Jesucristo Hombre /1

1 Timoteo 2:5

“Todo él es codiciable” (Cantares 5:16)

“A quien amáis sin haberle visto” (1 Pedro 1:8)

1. Introducción

El misterio

En un lenguaje algo velado, Proverbios 8:22-31 habla de “la sabiduría”, la cual dice: “Jehová me poseía en el principio, ya de antiguo, antes de sus obras. Eternamente tuve el principado, desde el principio, antes de la tierra... Antes que los montes fuesen formados... ya había sido engendrada; no había aún hecho la tierra... allí estaba yo”.

Si Proverbios 8 llama a Jesucristo “la sabiduría”, Juan 1:1-2 lo presenta como “el Verbo”. “En el principio (desde la eternidad) era (eterno en su existencia, pues no dice «fue») el Verbo, y el Verbo era con Dios (distinto como persona), y el Verbo era Dios (divino en su esencia). Éste era en el principio con Dios”: no una emanación divina en un determinado momento, sino que siempre estuvo “con Dios”.

Llega entonces el misterio que no podemos sondear: “Aquel Verbo fue hecho carne, y habitó (es decir, fijó tabernáculo) entre nosotros (y vimos su gloria —moral—, gloria como del unigénito del Padre), lleno de gracia y de verdad” (v. 14). Jesús es la simiente de la mujer, pero divinamente concebido por el Espíritu Santo.

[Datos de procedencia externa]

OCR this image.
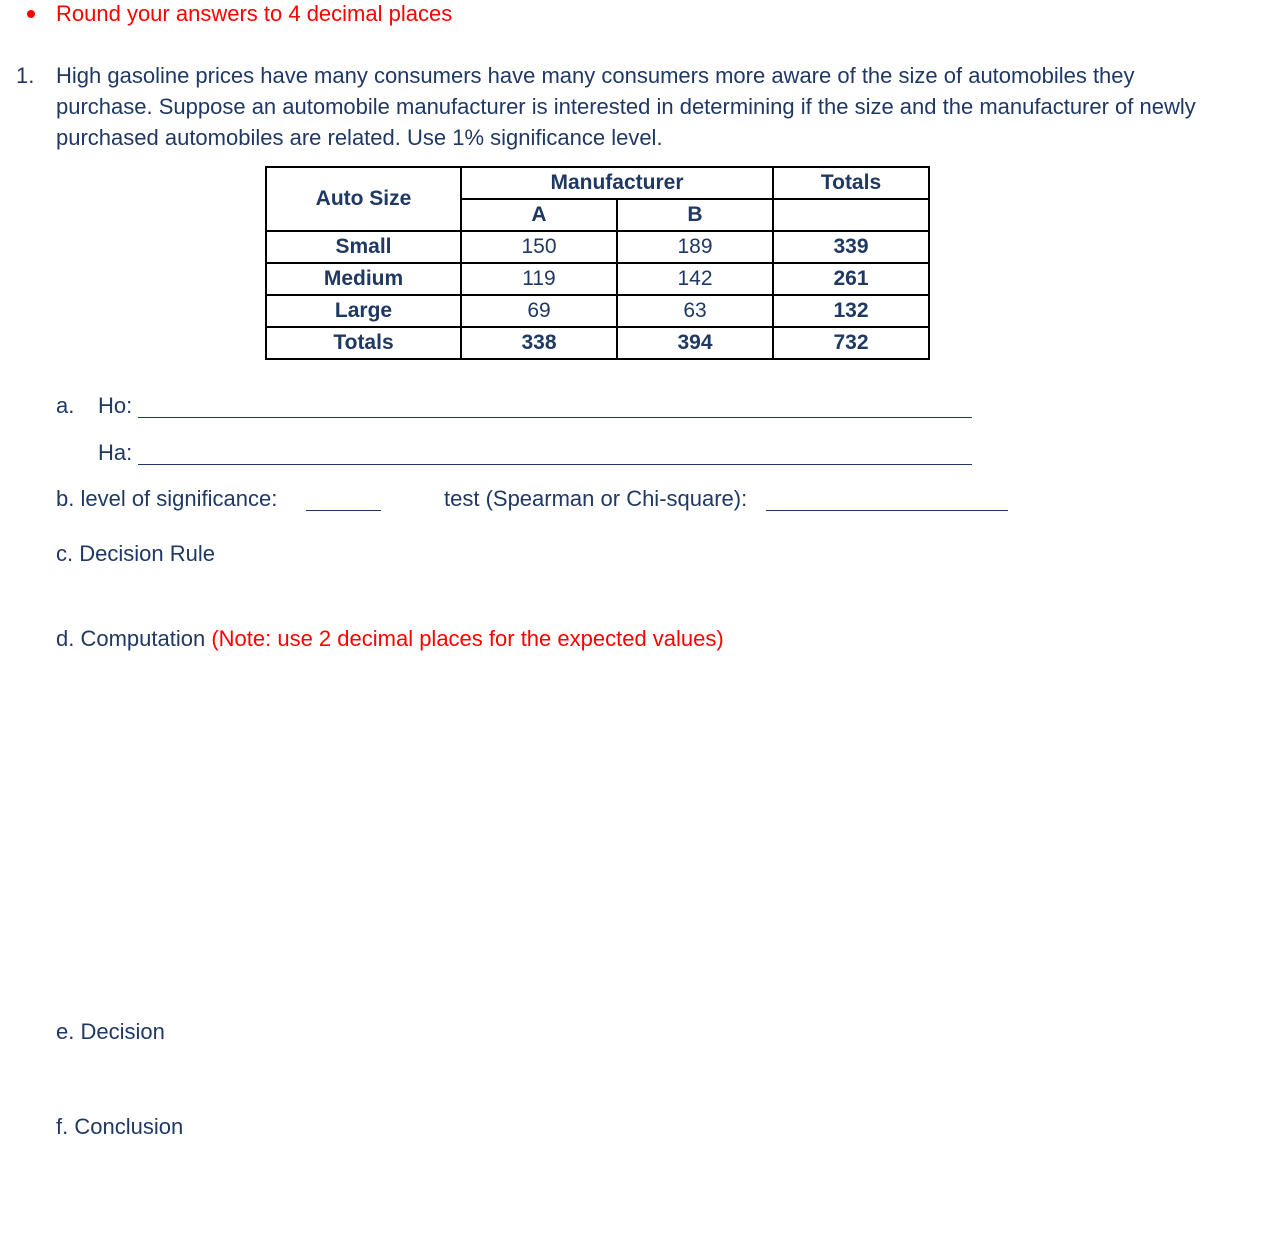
Round your answers to 4 decimal places
1. High gasoline prices have many consumers have many consumers more aware of the size of automobiles they purchase. Suppose an automobile manufacturer is interested in determining if the size and the manufacturer of newly purchased automobiles are related. Use 1% significance level.
Auto Size	Manufacturer		Totals
	A	B	
Small	150	189	339
Medium	119	142	261
Large	69	63	132
Totals	338	394	732
a. Ho:
Ha:
b. level of significance:	test (Spearman or Chi-square):
c. Decision Rule
d. Computation (Note: use 2 decimal places for the expected values)
e. Decision
f. Conclusion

Filipenses 2:6-8 es todavía más preciso: “Cristo Jesús, el cual, siendo en forma de Dios (la vida esencial que subsiste en la persona)... se despojó a sí mismo, tomando forma de siervo, hecho semejante a los hombres; y estando en la condición (apariencia exterior) de hombre, se humilló a sí mismo, haciéndose obediente hasta la muerte, y muerte de cruz”.

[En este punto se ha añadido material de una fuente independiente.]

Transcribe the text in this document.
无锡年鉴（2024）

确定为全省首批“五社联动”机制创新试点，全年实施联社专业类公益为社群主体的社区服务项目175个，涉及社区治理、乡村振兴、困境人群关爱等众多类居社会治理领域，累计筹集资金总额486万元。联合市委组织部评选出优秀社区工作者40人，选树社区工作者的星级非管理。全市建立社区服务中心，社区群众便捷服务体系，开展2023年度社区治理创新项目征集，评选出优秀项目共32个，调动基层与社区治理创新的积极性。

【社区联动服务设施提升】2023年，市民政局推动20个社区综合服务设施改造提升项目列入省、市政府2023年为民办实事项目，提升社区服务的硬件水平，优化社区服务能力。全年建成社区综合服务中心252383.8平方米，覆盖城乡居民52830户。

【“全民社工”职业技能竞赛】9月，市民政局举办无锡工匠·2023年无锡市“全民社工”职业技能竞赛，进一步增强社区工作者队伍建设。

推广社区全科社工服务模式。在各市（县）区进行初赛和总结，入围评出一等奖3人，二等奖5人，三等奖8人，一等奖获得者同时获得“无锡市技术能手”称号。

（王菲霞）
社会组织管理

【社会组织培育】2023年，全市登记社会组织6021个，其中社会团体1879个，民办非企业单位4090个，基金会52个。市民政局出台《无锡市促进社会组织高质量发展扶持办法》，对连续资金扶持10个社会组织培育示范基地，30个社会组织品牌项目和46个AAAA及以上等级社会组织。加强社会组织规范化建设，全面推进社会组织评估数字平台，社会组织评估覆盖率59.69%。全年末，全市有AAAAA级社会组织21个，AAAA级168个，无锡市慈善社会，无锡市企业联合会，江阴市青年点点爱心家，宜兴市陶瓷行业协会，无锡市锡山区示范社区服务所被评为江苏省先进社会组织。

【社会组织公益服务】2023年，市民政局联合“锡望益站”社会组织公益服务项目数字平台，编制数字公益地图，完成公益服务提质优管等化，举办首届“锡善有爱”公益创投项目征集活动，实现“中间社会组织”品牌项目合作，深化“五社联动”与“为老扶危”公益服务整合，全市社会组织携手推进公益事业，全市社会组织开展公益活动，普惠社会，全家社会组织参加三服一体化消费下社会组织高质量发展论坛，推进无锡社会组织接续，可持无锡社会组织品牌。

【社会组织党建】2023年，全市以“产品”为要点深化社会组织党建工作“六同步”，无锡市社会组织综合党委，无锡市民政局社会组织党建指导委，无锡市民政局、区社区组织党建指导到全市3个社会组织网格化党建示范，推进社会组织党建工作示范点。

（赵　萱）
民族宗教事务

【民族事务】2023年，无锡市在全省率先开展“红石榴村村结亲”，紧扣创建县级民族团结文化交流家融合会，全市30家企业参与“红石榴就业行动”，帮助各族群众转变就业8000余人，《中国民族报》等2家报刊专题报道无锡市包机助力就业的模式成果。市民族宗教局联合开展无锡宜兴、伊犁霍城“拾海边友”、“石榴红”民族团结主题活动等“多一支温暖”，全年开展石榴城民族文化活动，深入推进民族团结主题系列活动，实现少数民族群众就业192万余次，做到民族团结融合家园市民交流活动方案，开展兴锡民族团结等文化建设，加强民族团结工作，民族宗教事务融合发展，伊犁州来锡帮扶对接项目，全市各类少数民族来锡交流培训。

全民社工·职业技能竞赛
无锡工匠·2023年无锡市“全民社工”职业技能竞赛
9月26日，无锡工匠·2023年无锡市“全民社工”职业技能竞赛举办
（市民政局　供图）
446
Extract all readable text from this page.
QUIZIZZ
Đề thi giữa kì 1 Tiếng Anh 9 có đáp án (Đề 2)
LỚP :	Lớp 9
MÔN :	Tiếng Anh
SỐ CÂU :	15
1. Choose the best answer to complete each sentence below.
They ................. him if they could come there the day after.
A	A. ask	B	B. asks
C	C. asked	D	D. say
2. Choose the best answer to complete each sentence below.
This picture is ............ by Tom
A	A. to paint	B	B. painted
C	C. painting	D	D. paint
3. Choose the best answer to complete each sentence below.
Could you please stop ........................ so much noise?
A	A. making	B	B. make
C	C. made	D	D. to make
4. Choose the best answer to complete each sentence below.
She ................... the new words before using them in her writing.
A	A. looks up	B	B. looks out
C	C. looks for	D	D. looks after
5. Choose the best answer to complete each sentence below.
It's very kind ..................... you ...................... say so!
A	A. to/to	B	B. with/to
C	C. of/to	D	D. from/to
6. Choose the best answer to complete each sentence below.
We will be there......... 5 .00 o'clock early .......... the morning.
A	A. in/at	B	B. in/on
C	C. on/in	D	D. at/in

1 Timoteo 3:16 completa el cuadro: “Grande es el misterio de la piedad: Dios fue manifestado (revelado, hecho visible) en carne... recibido arriba en gloria”.

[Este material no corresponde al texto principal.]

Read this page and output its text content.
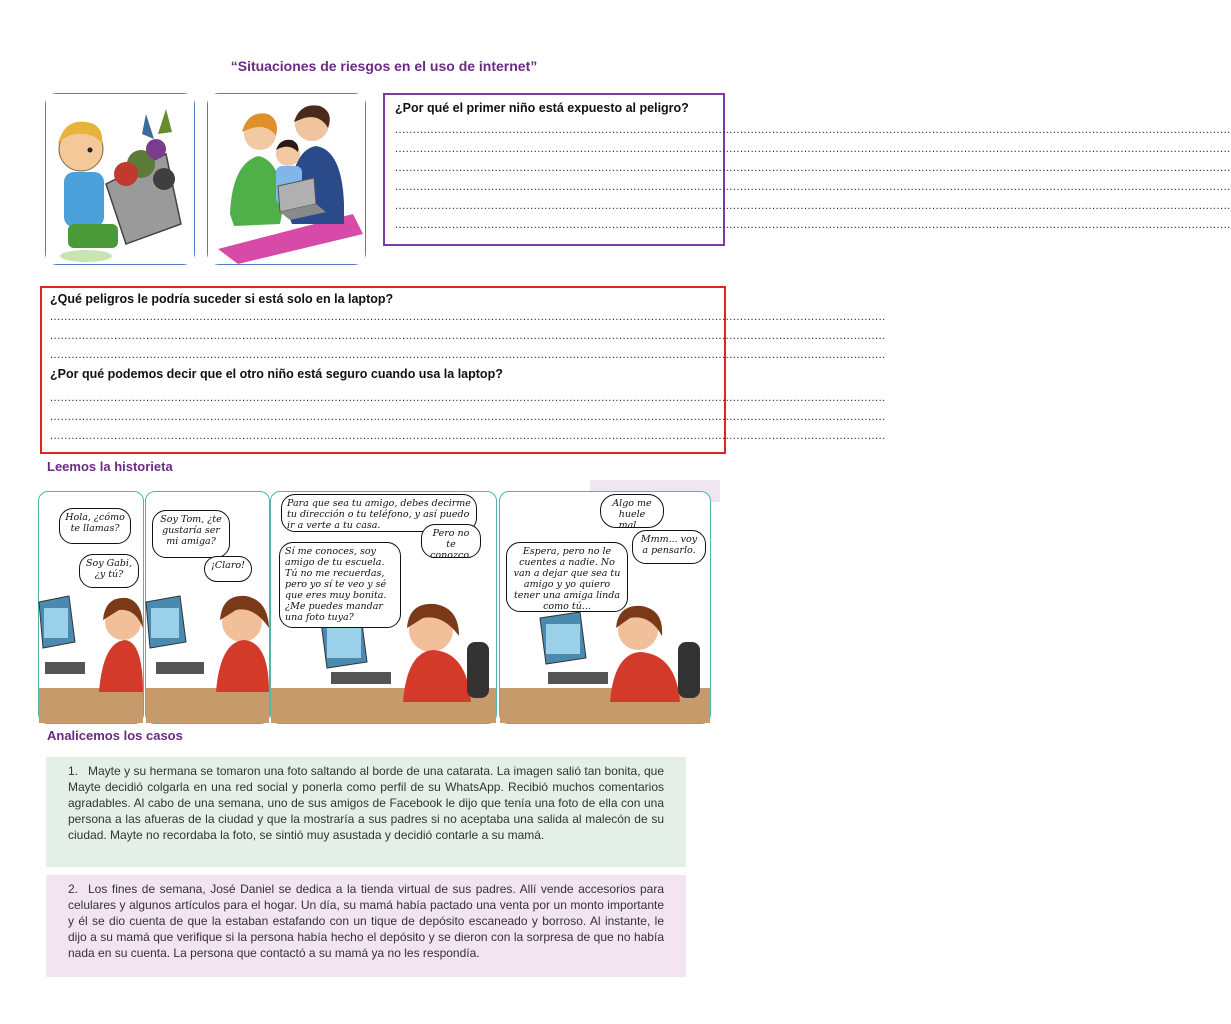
“Situaciones de riesgos en el uso de internet”

¿Por qué el primer niño está expuesto al peligro?

...........................................................................................................................................................................................................................................
...........................................................................................................................................................................................................................................
...........................................................................................................................................................................................................................................
...........................................................................................................................................................................................................................................
...........................................................................................................................................................................................................................................
...........................................................................................................................................................................................................................................

¿Qué peligros le podría suceder si está solo en la laptop?

...........................................................................................................................................................................................................................................
...........................................................................................................................................................................................................................................
...........................................................................................................................................................................................................................................

¿Por qué podemos decir que el otro niño está seguro cuando usa la laptop?

...........................................................................................................................................................................................................................................
...........................................................................................................................................................................................................................................
...........................................................................................................................................................................................................................................
Leemos la historieta
Hola, ¿cómo te llamas?
Soy Gabi, ¿y tú?
Soy Tom, ¿te gustaría ser mi amiga?
¡Claro!
Para que sea tu amigo, debes decirme tu dirección o tu teléfono, y así puedo ir a verte a tu casa.
Pero no te conozco.
Sí me conoces, soy amigo de tu escuela. Tú no me recuerdas, pero yo sí te veo y sé que eres muy bonita. ¿Me puedes mandar una foto tuya?
Algo me huele mal...
Mmm... voy a pensarlo.
Espera, pero no le cuentes a nadie. No van a dejar que sea tu amigo y yo quiero tener una amiga linda como tú...
Analicemos los casos
1. Mayte y su hermana se tomaron una foto saltando al borde de una catarata. La imagen salió tan bonita, que Mayte decidió colgarla en una red social y ponerla como perfil de su WhatsApp. Recibió muchos comentarios agradables. Al cabo de una semana, uno de sus amigos de Facebook le dijo que tenía una foto de ella con una persona a las afueras de la ciudad y que la mostraría a sus padres si no aceptaba una salida al malecón de su ciudad. Mayte no recordaba la foto, se sintió muy asustada y decidió contarle a su mamá.
2. Los fines de semana, José Daniel se dedica a la tienda virtual de sus padres. Allí vende accesorios para celulares y algunos artículos para el hogar. Un día, su mamá había pactado una venta por un monto importante y él se dio cuenta de que la estaban estafando con un tique de depósito escaneado y borroso. Al instante, le dijo a su mamá que verifique si la persona había hecho el depósito y se dieron con la sorpresa de que no había nada en su cuenta. La persona que contactó a su mamá ya no les respondía.
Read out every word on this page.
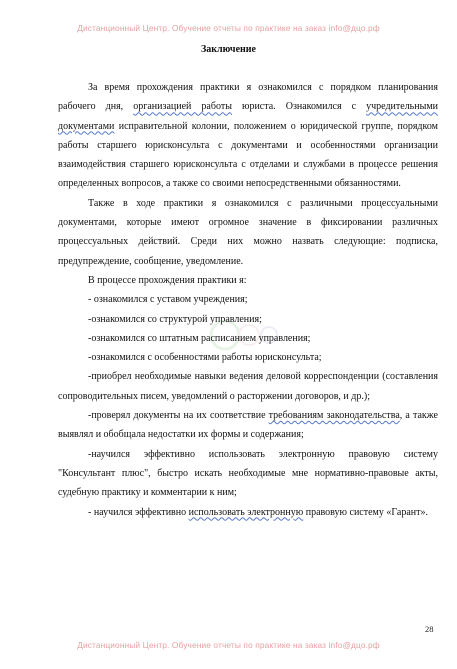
Дистанционный Центр. Обучение отчеты по практике на заказ info@дцо.рф
Заключение

За время прохождения практики я ознакомился с порядком планирования рабочего дня, организацией работы юриста. Ознакомился с учредительными документами исправительной колонии, положением о юридической группе, порядком работы старшего юрисконсульта с документами и особенностями организации взаимодействия старшего юрисконсульта с отделами и службами в процессе решения определенных вопросов, а также со своими непосредственными обязанностями.

Также в ходе практики я ознакомился с различными процессуальными документами, которые имеют огромное значение в фиксировании различных процессуальных действий. Среди них можно назвать следующие: подписка, предупреждение, сообщение, уведомление.

В процессе прохождения практики я:

- ознакомился с уставом учреждения;

-ознакомился со структурой управления;

-ознакомился со штатным расписанием управления;

-ознакомился с особенностями работы юрисконсульта;

-приобрел необходимые навыки ведения деловой корреспонденции (составления сопроводительных писем, уведомлений о расторжении договоров, и др.);

-проверял документы на их соответствие требованиям законодательства, а также выявлял и обобщала недостатки их формы и содержания;

-научился эффективно использовать электронную правовую систему "Консультант плюс", быстро искать необходимые мне нормативно-правовые акты, судебную практику и комментарии к ним;

- научился эффективно использовать электронную правовую систему «Гарант».

28
Дистанционный Центр. Обучение отчеты по практике на заказ info@дцо.рф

Cristo, pues, es verdaderamente Dios y verdaderamente hombre en una sola Persona. “Dios estaba en Cristo” (2 Corintios 5:19). En su Palabra, Dios ha querido revelarnos a su Hijo, “el unigénito Hijo, que está en el seno del Padre” (expresión de relación; Juan 1:18). No obstante, Jesús mismo declara: “Nadie conoce (en profundidad) al Hijo, sino el Padre, ni al Padre conoce alguno, sino el Hijo, y aquel a quien el Hijo lo quiera revelar” (Mateo 11:27).

Ante semejante misterio se requiere absoluta reverencia. En otro tiempo, el arca era una figura de Cristo, construida con madera de acacia, enteramente recubierta de oro, interior y exteriormente. Pero nadie debía tocarla ni mirar dentro (1 Samuel 6:19; 2 Samuel 6:6-7). Incluso en el día de su aparición en gloria, tal como es presentado en Apocalipsis 19:11-16, son varios los nombres que lo caracterizan: “Fiel”, “Verdadero”, “Juez”, “El Verbo de Dios”, “Rey de reyes y Señor de señores”. Sin embargo, el versículo 12 declara: ¡“Tenía un nombre escrito que ninguno conocía sino él mismo”! Así, pues, Cristo permanece insondable.

No nos incumbe, entonces, entrar en lo que la Palabra no nos revela; pero, según la última exhortación del apóstol Pedro, debemos crecer “en la gracia y el conocimiento de nuestro Señor y Salvador Jesucristo” (2 Pedro 3:18). Ante todo es en los evangelios donde, conducidos por Su Espíritu, podemos ver a “Jesucristo Hombre”, tal como fue aquí en la tierra, a fin de que aprendamos a verlo, amarlo, seguirlo y servirlo mejor.